= Model-based enterprise =

Model-based enterprise (MBE) is a term used in manufacturing, to describe a strategy where an annotated digital three-dimensional (3D) model of a product serves as the authoritative information source for all activities in that product's lifecycle.

A key advantage of MBE is that it replaces digital drawings. In MBE, a single 3D model contains all the information typically found on in an entire set of engineering drawings, including geometry, topology, dimensions, tolerances, materials, finishes, and weld call-outs.

MBE was originally championed by the aerospace and defense industries, with the automotive industry following. It has been adopted by many manufacturers around the world, in a wide range of industries. Significant benefits for manufacturers include reduced time to market and savings in production costs from improved tool design and fabrication, fewer overall assembly hours, less rework, streamlined development and better collaboration on engineering changes.

There are two prerequisites to implementing MBE: The first is the creation of annotated 3D models, known as a Model-based definitions (MBD). This requires the use of a CAD system capable of creating precise solid models, with product and manufacturing information (PMI), a form of 3D annotation which may include dimensions, GD&T, notes, surface finish, and material specifications. (The mechanical CAD systems used in aerospace, defense, and automotive industries generally have these capabilities.) The second prerequisite is transforming MBDs into a form where they can be used in downstream lifecycle activities. As a rule, CAD models are stored in proprietary data formats, so they must be translated to a suitable MBD-compatible standard format, such as 3D PDF, JT, STEP AP 242, or ANSI QIF

The core MBE tenet is that models are used to drive all aspects of the product lifecycle and that data is created once and reused by all downstream data consumers. Data reusability requires computer interpretability, where an MBD can be processed directly by downstream applications, and associativity of PMI to specific model features within the MBD.

==History==

Historically, engineering and manufacturing activities have relied on hardcopy and/or digital documents (including 2D drawings) to convey engineering data and drive manufacturing processes. These documents required interpretation by skilled practitioners, often leading to ambiguities and errors.
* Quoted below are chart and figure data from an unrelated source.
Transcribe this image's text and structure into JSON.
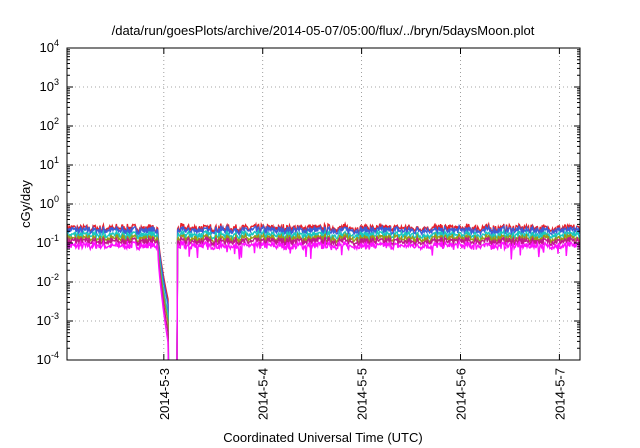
{
  "chart_data": {
    "type": "line",
    "title": "/data/run/goesPlots/archive/2014-05-07/05:00/flux/../bryn/5daysMoon.plot",
    "xlabel": "Coordinated Universal Time (UTC)",
    "ylabel": "cGy/day",
    "y_scale": "log",
    "ylim": [
      0.0001,
      10000
    ],
    "y_ticks": [
      {
        "base": "10",
        "exp": "-4",
        "value": 0.0001
      },
      {
        "base": "10",
        "exp": "-3",
        "value": 0.001
      },
      {
        "base": "10",
        "exp": "-2",
        "value": 0.01
      },
      {
        "base": "10",
        "exp": "-1",
        "value": 0.1
      },
      {
        "base": "10",
        "exp": "0",
        "value": 1
      },
      {
        "base": "10",
        "exp": "1",
        "value": 10
      },
      {
        "base": "10",
        "exp": "2",
        "value": 100
      },
      {
        "base": "10",
        "exp": "3",
        "value": 1000
      },
      {
        "base": "10",
        "exp": "4",
        "value": 10000
      }
    ],
    "xlim": [
      "2014-05-02T00:30",
      "2014-05-07T05:00"
    ],
    "x_ticks": [
      "2014-5-3",
      "2014-5-4",
      "2014-5-5",
      "2014-5-6",
      "2014-5-7"
    ],
    "grid": true,
    "series": [
      {
        "color": "#e8202a",
        "base_level": 0.24
      },
      {
        "color": "#3a5fd8",
        "base_level": 0.21
      },
      {
        "color": "#18c8c0",
        "base_level": 0.16
      },
      {
        "color": "#9a9a18",
        "base_level": 0.13
      },
      {
        "color": "#c0188c",
        "base_level": 0.11
      },
      {
        "color": "#ff10ff",
        "base_level": 0.085
      }
    ],
    "dropout": {
      "decay_start": "2014-05-02T22:30",
      "gap_start": "2014-05-03T01:10",
      "recover": "2014-05-03T03:20",
      "end_values": [
        0.003,
        0.0022,
        0.0012,
        0.00075,
        0.0004,
        0.00022
      ]
    }
  }
}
In the 1980s, improvements in 3D solid modeling made it possible for CAD systems to precisely represent the shape of most manufactured goods—however, even enthusiastic adopters of solid modeling technology continued to rely upon 2D drawings (often CAD generated) as the authority (or master) product representation. 3D models, even if geometrically accurate, lacked a method to represent dimensions, tolerances, and other annotative information required to drive manufacturing processes.

In the early-to-middle 2000s, the ASME Y14.41-2003 Digital Product Data Definition Practices and ISO 16792:2006 Technical product documentation—Digital product definition data practices standards were released, providing support for PMI annotations in 3D CAD models, and introducing the concept of MBD (or, alternatively, digital product definition)

The model-based enterprise concept first appeared about 2005. Initially it was construed broadly, referring to the pervasive use of modeling and simulation technologies (of almost any type) throughout an enterprise. In the late 2000s, An active community advocating development of MBE grew, based on the collaborative efforts of the Office of the Secretary of Defense, Army Research Laboratory, Armament Research Development Engineering Center (ARDEC), Army ManTech, BAE Systems, NIST, and the NIST Manufacturing Extension Partnership (MEP). The "MBE Team" included industry participants such as General Dynamics, Pratt & Whitney Rocketdyne, Elysium, Adobe, EOS, ITI TranscenData, Vistagy, PTC, Dassault Systèmes Delmia, Boeing, and BAE Systems.

Over time, based on community feedback, MBE became more narrowly construed, referring to the use of MBD data to drive product lifecycle activities. In 2011, the MBE Team published these definitions:

- MBD: A 3D annotated model and its associated data elements that fully define the product definition in a manner that can be used effectively by all downstream customers in place of a traditional drawing.
- MBE: A fully integrated and collaborative environment founded on 3D product definition detail and shared across the enterprise; to enable rapid, seamless, and affordable deployment of products from concept to disposal

By 2015, with improvements to ASME Y14.41 and ISO 16792, and the development of open CAD data exchange standards capable of adequately representing PMI, MBE started to become more widely adopted by manufacturers.